Cornwall’s largest natural lake is one of the most beautiful and picturesque nature reserves in the South West. Loe Pool, just along the coastline from Porthleven and not too far from Helston, is a hotspot for walkers, nature lovers and fans of myth and legend.
The name Loe is derived from the Cornish ‘logh’, which is a deep water inlet, and in this case it was once a tidal arm of the nearby sea but it became blocked over the years. These days it’s a deep pool all by itself and that means that Loe Bar, which is at the end of Porthleven Beach, is one of the focal points at this natural attraction as the sand and shingle bar cuts the pool off from the oceans.
It all makes for a pretty dramatic sight with the magnificent scenery surrounding the pool. Plus, there are some wonderfully wooded areas dotting its shores, so a walk over three or four hours around the perimeter is certainly recommended.

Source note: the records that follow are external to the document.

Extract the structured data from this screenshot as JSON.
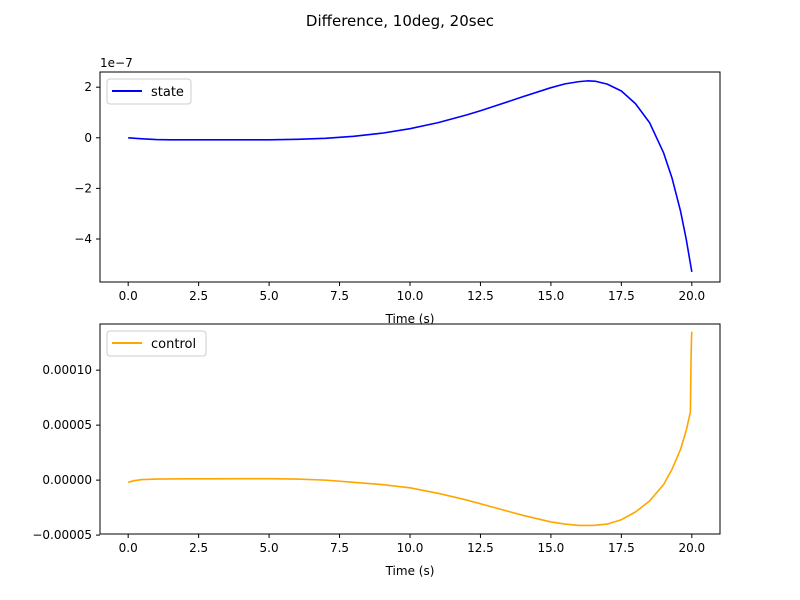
{
  "figure": {
    "title": "Difference, 10deg, 20sec"
  },
  "chart_data": [
    {
      "type": "line",
      "xlabel": "Time (s)",
      "ylabel": "",
      "xlim": [
        -1,
        21
      ],
      "ylim": [
        -5.7e-07,
        2.6e-07
      ],
      "offset_text": "1e−7",
      "scale": 1e-07,
      "xticks": [
        0,
        2.5,
        5,
        7.5,
        10,
        12.5,
        15,
        17.5,
        20
      ],
      "xtick_labels": [
        "0.0",
        "2.5",
        "5.0",
        "7.5",
        "10.0",
        "12.5",
        "15.0",
        "17.5",
        "20.0"
      ],
      "yticks": [
        -4e-07,
        -2e-07,
        0,
        2e-07
      ],
      "ytick_labels": [
        "−4",
        "−2",
        "0",
        "2"
      ],
      "grid": false,
      "legend": "top-left",
      "series": [
        {
          "name": "state",
          "color": "#0000ff",
          "x": [
            0,
            0.5,
            1,
            1.5,
            2,
            3,
            4,
            5,
            6,
            7,
            7.5,
            8,
            9,
            10,
            11,
            12,
            12.5,
            13,
            14,
            15,
            15.5,
            16,
            16.3,
            16.6,
            17,
            17.5,
            18,
            18.5,
            19,
            19.3,
            19.6,
            19.8,
            20
          ],
          "y": [
            0,
            -4e-09,
            -7e-09,
            -8e-09,
            -8e-09,
            -8e-09,
            -8e-09,
            -8e-09,
            -6e-09,
            -2e-09,
            2e-09,
            6e-09,
            1.8e-08,
            3.6e-08,
            6e-08,
            9e-08,
            1.07e-07,
            1.25e-07,
            1.62e-07,
            1.98e-07,
            2.13e-07,
            2.22e-07,
            2.25e-07,
            2.23e-07,
            2.12e-07,
            1.85e-07,
            1.35e-07,
            6e-08,
            -6e-08,
            -1.6e-07,
            -2.9e-07,
            -4e-07,
            -5.3e-07
          ]
        }
      ]
    },
    {
      "type": "line",
      "xlabel": "Time (s)",
      "ylabel": "",
      "xlim": [
        -1,
        21
      ],
      "ylim": [
        -4.9e-05,
        0.000142
      ],
      "xticks": [
        0,
        2.5,
        5,
        7.5,
        10,
        12.5,
        15,
        17.5,
        20
      ],
      "xtick_labels": [
        "0.0",
        "2.5",
        "5.0",
        "7.5",
        "10.0",
        "12.5",
        "15.0",
        "17.5",
        "20.0"
      ],
      "yticks": [
        -5e-05,
        0,
        5e-05,
        0.0001
      ],
      "ytick_labels": [
        "−0.00005",
        "0.00000",
        "0.00005",
        "0.00010"
      ],
      "grid": false,
      "legend": "top-left",
      "series": [
        {
          "name": "control",
          "color": "#ffa500",
          "x": [
            0,
            0.2,
            0.5,
            1,
            2,
            3,
            4,
            5,
            6,
            7,
            8,
            9,
            10,
            11,
            12,
            13,
            14,
            15,
            15.5,
            16,
            16.5,
            17,
            17.5,
            18,
            18.5,
            19,
            19.3,
            19.6,
            19.8,
            19.95,
            19.96,
            19.97,
            19.98,
            19.99,
            20
          ],
          "y": [
            -2e-06,
            -5e-07,
            5e-07,
            1e-06,
            1.2e-06,
            1.2e-06,
            1.3e-06,
            1.3e-06,
            1e-06,
            0,
            -2e-06,
            -4e-06,
            -7e-06,
            -1.2e-05,
            -1.8e-05,
            -2.5e-05,
            -3.2e-05,
            -3.8e-05,
            -4e-05,
            -4.12e-05,
            -4.12e-05,
            -4e-05,
            -3.6e-05,
            -2.9e-05,
            -1.9e-05,
            -4e-06,
            1e-05,
            2.8e-05,
            4.5e-05,
            6.2e-05,
            8.5e-05,
            0.000105,
            0.00012,
            0.00013,
            0.000135
          ]
        }
      ]
    }
  ]
}
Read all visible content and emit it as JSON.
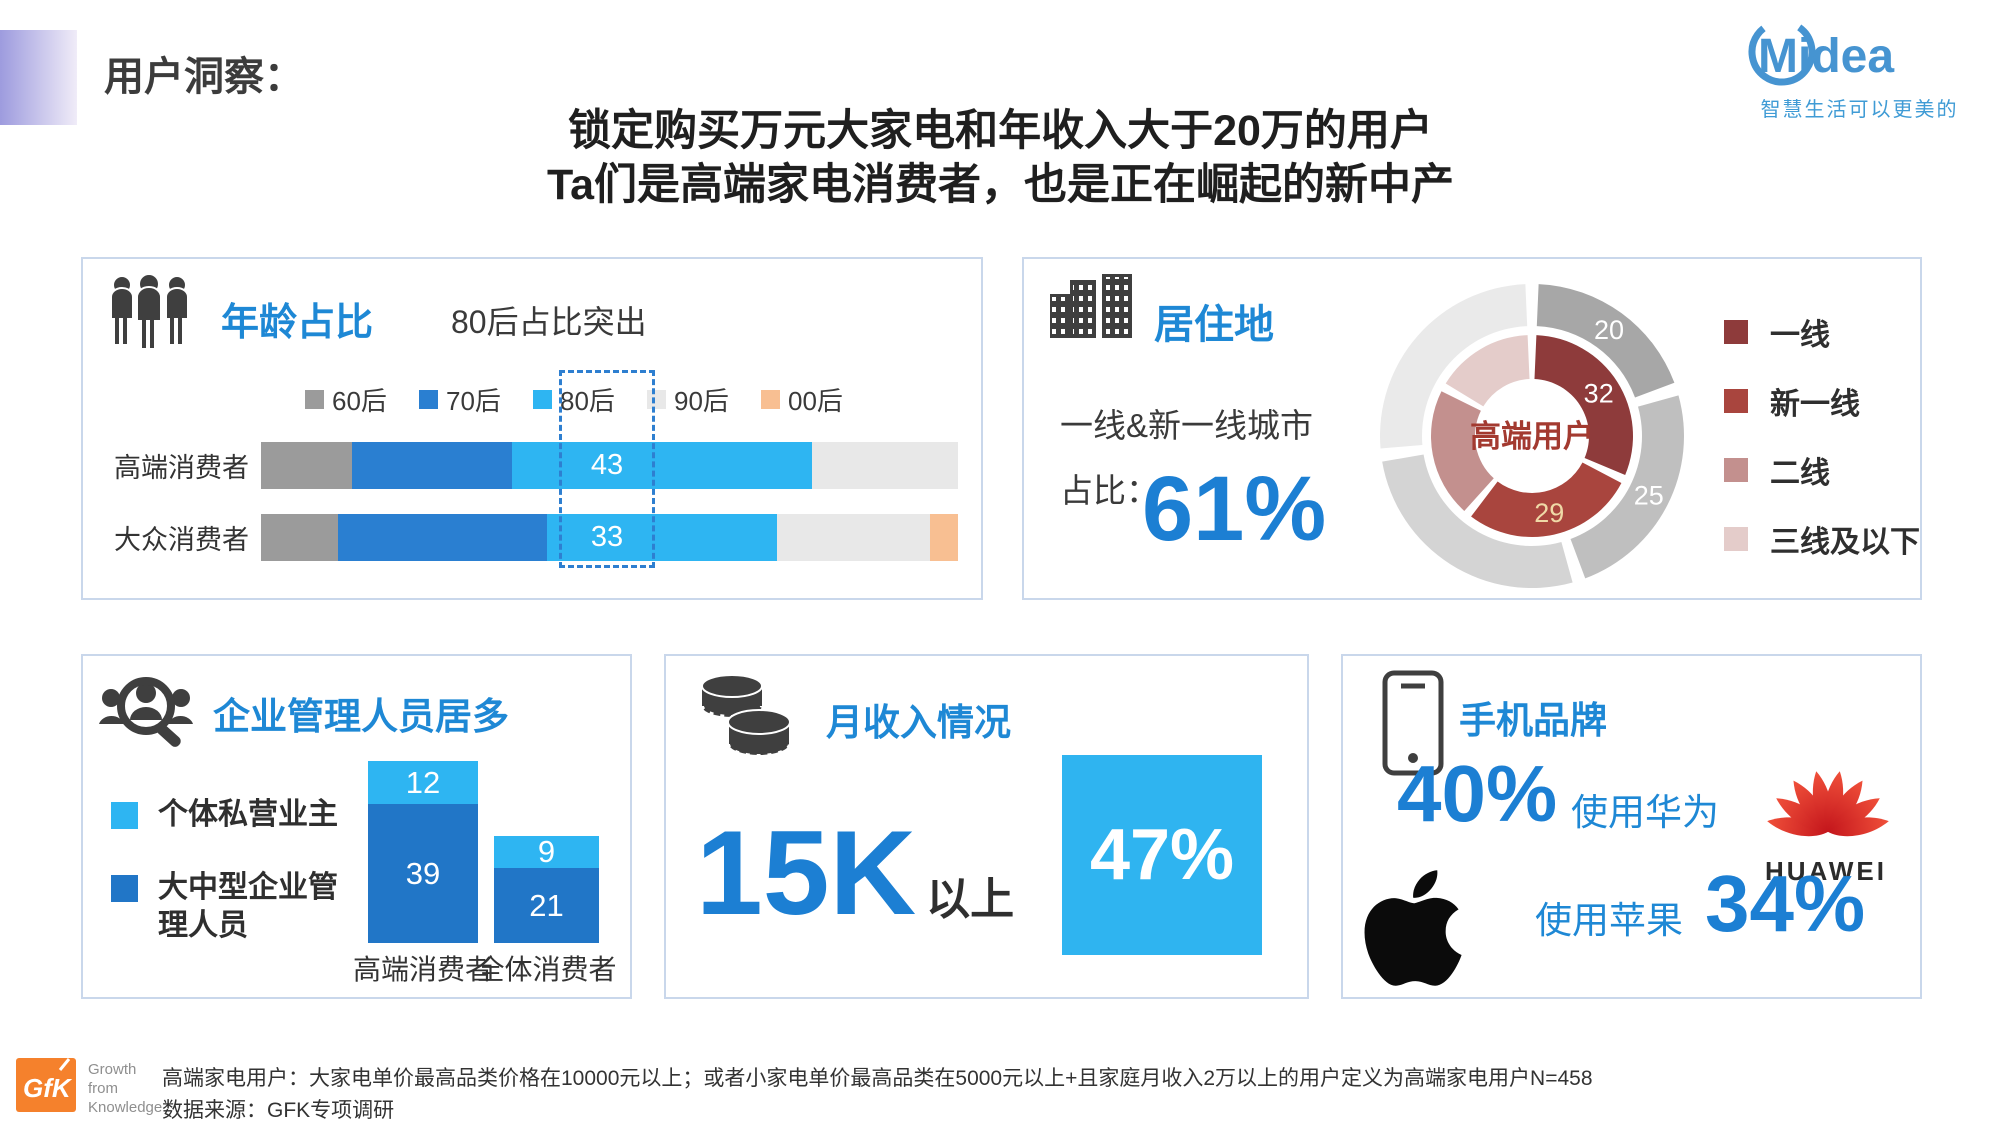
{
  "header": {
    "section_title": "用户洞察：",
    "main_title_line1": "锁定购买万元大家电和年收入大于20万的用户",
    "main_title_line2": "Ta们是高端家电消费者，也是正在崛起的新中产"
  },
  "brand": {
    "logo_text": "Midea",
    "tagline": "智慧生活可以更美的",
    "color": "#4694D1"
  },
  "panels": {
    "age": {
      "title": "年龄占比",
      "subtitle": "80后占比突出"
    },
    "residence": {
      "title": "居住地",
      "line1": "一线&新一线城市",
      "line2": "占比：",
      "big_value": "61%"
    },
    "occupation": {
      "title": "企业管理人员居多"
    },
    "income": {
      "title": "月收入情况",
      "big_value": "15K",
      "suffix": "以上",
      "box_value": "47%"
    },
    "phone": {
      "title": "手机品牌",
      "huawei_pct": "40%",
      "huawei_label": "使用华为",
      "huawei_brand": "HUAWEI",
      "apple_label": "使用苹果",
      "apple_pct": "34%"
    }
  },
  "footer": {
    "gfk_logo": "GfK",
    "gfk_sub": [
      "Growth",
      "from",
      "Knowledge"
    ],
    "note_line1": "高端家电用户：大家电单价最高品类价格在10000元以上；或者小家电单价最高品类在5000元以上+且家庭月收入2万以上的用户定义为高端家电用户N=458",
    "note_line2": "数据来源：GFK专项调研"
  },
  "chart_data": [
    {
      "type": "bar",
      "subtype": "horizontal-stacked-percent",
      "title": "年龄占比",
      "annotation": "80后占比突出",
      "categories": [
        "高端消费者",
        "大众消费者"
      ],
      "series": [
        {
          "name": "60后",
          "color": "#9B9B9B",
          "values": [
            13,
            11
          ]
        },
        {
          "name": "70后",
          "color": "#2A7FD1",
          "values": [
            23,
            30
          ]
        },
        {
          "name": "80后",
          "color": "#2EB5F2",
          "values": [
            43,
            33
          ]
        },
        {
          "name": "90后",
          "color": "#E8E8E8",
          "values": [
            21,
            22
          ]
        },
        {
          "name": "00后",
          "color": "#F8BF92",
          "values": [
            0,
            4
          ]
        }
      ],
      "highlighted_series": "80后",
      "shown_value_labels": [
        "43",
        "33"
      ],
      "xlim": [
        0,
        100
      ]
    },
    {
      "type": "pie",
      "subtype": "double-ring-donut",
      "title": "居住地",
      "center_label": "高端用户",
      "center_label_color": "#A33A30",
      "legend": [
        "一线",
        "新一线",
        "二线",
        "三线及以下"
      ],
      "legend_position": "right",
      "callout": "一线&新一线城市占比：61%",
      "rings": [
        {
          "id": "outer-reference-ring",
          "values": [
            20,
            25,
            28,
            27
          ],
          "colors": [
            "#A7A7A7",
            "#BFBFBF",
            "#D4D4D4",
            "#EAEAEA"
          ],
          "labels": [
            {
              "seg": 0,
              "text": "20",
              "color": "#FFFFFF"
            },
            {
              "seg": 1,
              "text": "25",
              "color": "#FFFFFF"
            }
          ]
        },
        {
          "id": "inner-premium-user-ring",
          "values": [
            32,
            29,
            22,
            17
          ],
          "colors": [
            "#8E3B3B",
            "#A9453E",
            "#C3908E",
            "#E4CCCA"
          ],
          "labels": [
            {
              "seg": 0,
              "text": "32",
              "color": "#FFFFFF"
            },
            {
              "seg": 1,
              "text": "29",
              "color": "#EFD9A7"
            }
          ]
        }
      ]
    },
    {
      "type": "bar",
      "subtype": "vertical-stacked",
      "title": "企业管理人员居多",
      "categories": [
        "高端消费者",
        "全体消费者"
      ],
      "series": [
        {
          "name": "个体私营业主",
          "color": "#2EB5F2",
          "values": [
            12,
            9
          ]
        },
        {
          "name": "大中型企业管理人员",
          "color": "#2176C7",
          "values": [
            39,
            21
          ]
        }
      ]
    },
    {
      "type": "kpi",
      "title": "月收入情况",
      "label": "15K以上",
      "value": 47,
      "unit": "%"
    },
    {
      "type": "kpi",
      "title": "手机品牌",
      "items": [
        {
          "brand": "华为",
          "value": 40,
          "unit": "%"
        },
        {
          "brand": "苹果",
          "value": 34,
          "unit": "%"
        }
      ]
    }
  ]
}
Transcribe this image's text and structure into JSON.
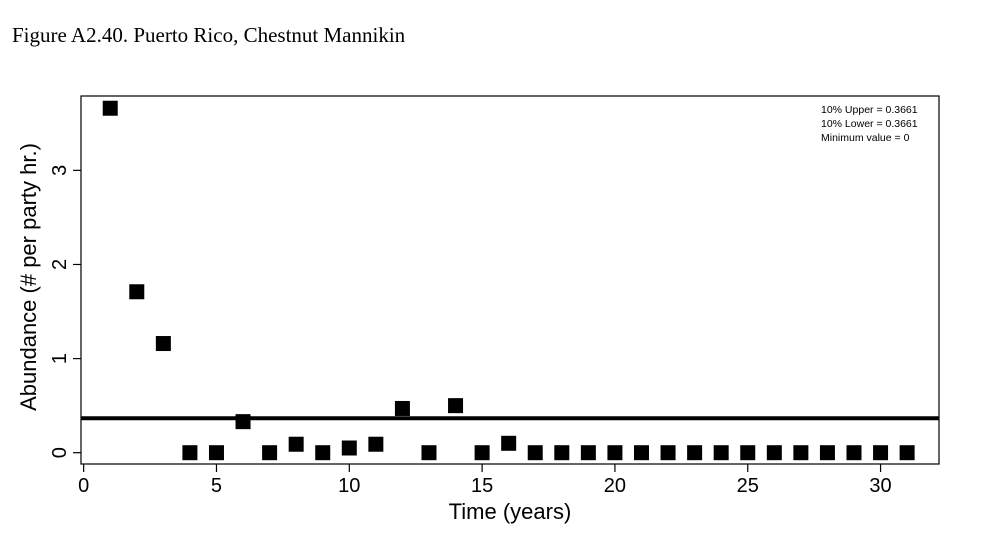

Loe Pool has been owned and managed by the National Trust since 1974, with both the trust and the Loe Pool Forum working hard over the years to stem a worrying decline in water quality due to changes in ecology and algal blooms. But they’ve been winning the fight as on the right sunny day, the pool looks magical. You can spot plenty of wildlife here, including wild birds, trout and even some busy otters.
Don’t go swimming in Loe Pool as there’s a local legend that says it ‘takes someone every seven years’. Actually, there’s a grain of truth to the myth as quite a few people have drowned in the water over the years and it’s deemed officially dangerous to swim in due to the long, thick weeds that grow in its depths.
The area once took the lives of more than 100 men, women and children as the HMS Anson sank at Loe Bar during a rough storm in 1807. A white cross commemorating the tragedy overlooks Loe Pool.
Myths abound at Loe Pool about buried treasure, the devil, dragons and local demon, Jan Tregeagle. Probably the modest famous is about King Arthur, however, as some believe it was in this pool that he abandoned his sword Excalibur. Perhaps you will see the famous mythical sword shimmering in the depths when you visit Cornwall’s largest natural lake and take in all that glorious nature, tranquil waters and local legends.